Question for Department for Education

UIN 55617, tabled on 30 November 2016

To ask the Secretary of State for Education, what guidance her Department provides to schools on teaching pupils about current affairs within the curriculum.

Answered on

8 December 2016

All schools are required to teach a balanced and broadly based curriculum that promotes the spiritual, moral, cultural, mental and physical development of pupils, and prepares them for the opportunities, responsibilities and experiences of later life. The National Curriculum sets out the subjects and programmes of study which must be taught to children of compulsory school age in maintained schools in England. It serves an important purpose in setting out an example of a knowledge-based, ambitious, academically rigorous education which every child should experience. If autonomous academies or Multi-Academy Trusts wish to deliver the National Curriculum in their schools, they can do so confidently. We want academies to use their freedoms to innovate and build more stretching and tailored curricula, to meet the particular needs of their pupils.

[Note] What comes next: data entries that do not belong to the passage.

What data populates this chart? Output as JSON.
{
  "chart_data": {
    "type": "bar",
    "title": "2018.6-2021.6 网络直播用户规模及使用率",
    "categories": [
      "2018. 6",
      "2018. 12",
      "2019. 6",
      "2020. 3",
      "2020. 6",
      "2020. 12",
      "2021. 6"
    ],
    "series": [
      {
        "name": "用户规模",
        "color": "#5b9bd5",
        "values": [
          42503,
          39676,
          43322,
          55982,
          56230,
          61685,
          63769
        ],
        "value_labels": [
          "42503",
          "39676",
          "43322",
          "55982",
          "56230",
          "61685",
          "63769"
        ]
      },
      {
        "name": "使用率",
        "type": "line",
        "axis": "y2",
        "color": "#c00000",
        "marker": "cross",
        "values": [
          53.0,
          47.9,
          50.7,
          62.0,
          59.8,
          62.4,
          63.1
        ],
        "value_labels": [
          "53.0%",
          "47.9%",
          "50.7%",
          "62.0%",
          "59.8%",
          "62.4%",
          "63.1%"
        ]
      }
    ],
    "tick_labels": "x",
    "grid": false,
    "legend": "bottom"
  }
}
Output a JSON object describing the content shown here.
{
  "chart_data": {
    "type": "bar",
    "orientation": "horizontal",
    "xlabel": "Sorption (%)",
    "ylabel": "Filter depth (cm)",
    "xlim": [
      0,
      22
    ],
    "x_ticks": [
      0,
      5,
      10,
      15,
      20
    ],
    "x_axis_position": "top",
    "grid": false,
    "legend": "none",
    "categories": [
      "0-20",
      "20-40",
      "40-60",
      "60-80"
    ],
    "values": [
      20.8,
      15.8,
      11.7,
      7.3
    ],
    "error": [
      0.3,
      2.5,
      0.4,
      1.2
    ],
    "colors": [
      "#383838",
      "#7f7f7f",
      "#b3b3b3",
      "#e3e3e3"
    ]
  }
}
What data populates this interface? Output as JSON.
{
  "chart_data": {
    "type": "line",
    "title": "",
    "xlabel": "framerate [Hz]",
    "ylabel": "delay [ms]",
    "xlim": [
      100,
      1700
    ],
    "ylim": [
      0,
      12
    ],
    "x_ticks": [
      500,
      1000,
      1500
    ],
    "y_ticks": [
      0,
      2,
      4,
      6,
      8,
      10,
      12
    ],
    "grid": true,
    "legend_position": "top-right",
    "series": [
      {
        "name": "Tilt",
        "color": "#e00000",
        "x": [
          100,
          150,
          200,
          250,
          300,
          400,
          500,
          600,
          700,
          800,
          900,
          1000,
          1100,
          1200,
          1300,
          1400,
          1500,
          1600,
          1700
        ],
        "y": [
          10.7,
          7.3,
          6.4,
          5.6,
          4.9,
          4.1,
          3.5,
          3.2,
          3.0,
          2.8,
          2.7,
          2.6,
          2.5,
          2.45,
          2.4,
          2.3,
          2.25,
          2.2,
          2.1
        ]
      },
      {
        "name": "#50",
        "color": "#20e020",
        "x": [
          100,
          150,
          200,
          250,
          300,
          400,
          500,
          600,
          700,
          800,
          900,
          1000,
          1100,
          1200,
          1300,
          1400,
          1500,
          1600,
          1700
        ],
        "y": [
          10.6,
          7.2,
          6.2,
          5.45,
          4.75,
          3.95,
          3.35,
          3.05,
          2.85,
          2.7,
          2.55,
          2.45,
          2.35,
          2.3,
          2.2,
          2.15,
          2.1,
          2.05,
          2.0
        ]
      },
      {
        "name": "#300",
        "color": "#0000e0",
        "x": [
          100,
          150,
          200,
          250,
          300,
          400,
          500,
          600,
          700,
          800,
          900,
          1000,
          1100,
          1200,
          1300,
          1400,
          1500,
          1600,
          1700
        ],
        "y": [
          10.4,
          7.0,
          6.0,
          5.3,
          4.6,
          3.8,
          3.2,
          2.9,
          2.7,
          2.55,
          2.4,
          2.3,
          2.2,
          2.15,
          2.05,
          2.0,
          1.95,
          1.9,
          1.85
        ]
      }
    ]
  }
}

The new National Curriculum, taught from September 2014, focuses on the essential knowledge that pupils should acquire during their time at school so that teachers can design a wider school curriculum that best meets the needs of their pupils. The programmes of study for citizenship set out that teaching should equip pupils with the knowledge to explore political and social issues critically, to weigh evidence, debate and make reasoned arguments. Beyond the prescribed curriculum, schools have the freedom to teach topics, such as current affairs, to ensure that children receive a rounded education.